Although I don’t often walk great distances, walking has been in my blood ever since childhood (rather like listening to the radio; maybe I’ll do a blog entry on that sometime). It sometimes astonishes me even now the distance I used to walk (or run) to get from home to primary school and back twice a day when I was little more than an infant. Many a time, on leisure days, I would wander off by myself, going all over Guernsey, my island home. It was quite safe and my parents had no fears for me.

Mum would take me walking quite often, especially on pleasant summer days. It was quite an achievement for her. Back in the 1940’s she had fallen victim to meningitis. The treatment in those days was as drastic as “kill or cure” and left her permanently deaf. As we tend to balance by using our hearing, Mum had to learn to walk all over again. She was a capable, even if a bit slow and unsteady, walker, with a very simple view of what made a good walk: you tried to return by a different way from your outward one. This has become a habit with me, too. Where possible I make my walks circular rather than retrace my steps. Like Mum I keep up a fairly slow pace – most people overtake me – and as with Mum my sense of balance is not great now.

Walking, they say, is good for you. In my view this isn’t uniformly the case. Sometimes my thoughts are positive, sometimes dark and brooding. But there is a sense of achievement, a sense of physical well-being and for me a sense of keeping in touch with my roots.

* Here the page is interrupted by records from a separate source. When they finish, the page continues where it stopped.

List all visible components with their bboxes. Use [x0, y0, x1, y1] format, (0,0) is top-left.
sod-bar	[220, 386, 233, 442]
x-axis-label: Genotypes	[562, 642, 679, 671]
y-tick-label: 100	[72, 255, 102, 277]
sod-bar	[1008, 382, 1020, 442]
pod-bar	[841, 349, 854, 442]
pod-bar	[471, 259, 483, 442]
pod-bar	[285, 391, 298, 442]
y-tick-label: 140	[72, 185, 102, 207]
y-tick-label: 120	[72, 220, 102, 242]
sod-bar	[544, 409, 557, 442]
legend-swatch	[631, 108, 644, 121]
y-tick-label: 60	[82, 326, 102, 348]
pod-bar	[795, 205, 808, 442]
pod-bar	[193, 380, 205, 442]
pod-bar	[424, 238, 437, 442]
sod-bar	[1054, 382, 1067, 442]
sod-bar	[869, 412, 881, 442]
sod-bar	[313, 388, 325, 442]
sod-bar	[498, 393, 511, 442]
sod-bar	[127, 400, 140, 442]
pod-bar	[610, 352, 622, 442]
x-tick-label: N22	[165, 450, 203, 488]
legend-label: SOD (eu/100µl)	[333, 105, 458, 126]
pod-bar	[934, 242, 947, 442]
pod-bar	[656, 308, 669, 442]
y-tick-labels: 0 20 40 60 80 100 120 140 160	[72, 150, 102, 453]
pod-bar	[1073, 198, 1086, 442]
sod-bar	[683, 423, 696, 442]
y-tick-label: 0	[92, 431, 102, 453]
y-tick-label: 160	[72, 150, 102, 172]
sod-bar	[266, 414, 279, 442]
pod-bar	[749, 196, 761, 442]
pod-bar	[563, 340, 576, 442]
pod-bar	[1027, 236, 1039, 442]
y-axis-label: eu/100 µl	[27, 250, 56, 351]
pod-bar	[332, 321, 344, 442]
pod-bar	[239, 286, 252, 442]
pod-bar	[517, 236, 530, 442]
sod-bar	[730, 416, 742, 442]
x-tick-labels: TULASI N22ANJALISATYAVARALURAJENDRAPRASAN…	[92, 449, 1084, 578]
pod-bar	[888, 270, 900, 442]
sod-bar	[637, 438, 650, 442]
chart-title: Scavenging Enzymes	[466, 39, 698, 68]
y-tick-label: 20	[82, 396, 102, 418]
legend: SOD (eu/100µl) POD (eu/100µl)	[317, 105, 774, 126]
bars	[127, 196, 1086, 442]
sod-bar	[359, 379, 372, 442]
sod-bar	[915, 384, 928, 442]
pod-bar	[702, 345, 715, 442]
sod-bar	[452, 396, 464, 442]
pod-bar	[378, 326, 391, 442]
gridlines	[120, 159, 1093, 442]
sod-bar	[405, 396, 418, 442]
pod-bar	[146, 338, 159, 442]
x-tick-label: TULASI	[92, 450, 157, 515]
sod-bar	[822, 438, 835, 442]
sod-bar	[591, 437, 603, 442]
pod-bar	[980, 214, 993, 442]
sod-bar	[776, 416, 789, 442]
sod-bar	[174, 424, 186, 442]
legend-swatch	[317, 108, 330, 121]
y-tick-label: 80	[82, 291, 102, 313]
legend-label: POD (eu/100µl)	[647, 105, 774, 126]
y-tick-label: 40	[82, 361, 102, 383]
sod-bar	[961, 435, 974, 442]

Sometimes – as I have mentioned before on this blog – I am blessed by really uplifting God-incidences en route.

The Bible often describes the way of life of a man or woman as their “walk”. The first and maybe the most striking mention of this is in Genesis 5:21-24 -

When Enoch had lived 65 years, he fathered Methuselah. Enoch walked with God after he fathered Methuselah 300 years and had other sons and daughters. Thus all the days of Enoch were 365 years. Enoch walked with God, and he was not, for God took him. Genesis 5:21-24 ESV

To me this is a most beautiful picture of a man’s close friendship with the living God. Enoch didn’t just “walk before” God, conscious of having God close behind him as an observer and judge who would correct him if he stepped out of line. He didn’t just “walk after” God, taking God for a model and imitating His ways as far as man can imitate God. Enoch “walked with” God, a sign of confident (but in no way over-confident), close fellowship. Enoch made sure to live in such a way that he had no need to be scared of God or hide away. And this relationship took on a life of its own. Physical death made no difference to it. Once Enoch’s time on earth had passed, he was simply whisked away into the presence of God – to continue that walk on a higher plane.

He walks with God who speaks to God in prayer,
And daily brings to Him his daily care;
Possessing inward peace, he truly knows
A heart's refreshment and a soul's repose.

He walks with God who, as he onward moves,
Follows the footsteps of the Lord he loves,
And keeping Him forever in his view,
His Saviour sees and his example too.

He walks with God who turns his face to Heaven,
And keeps the blest commands by Jesus given;
His life upright, his end untroubled peace,
Whom God will crown when all his labours cease.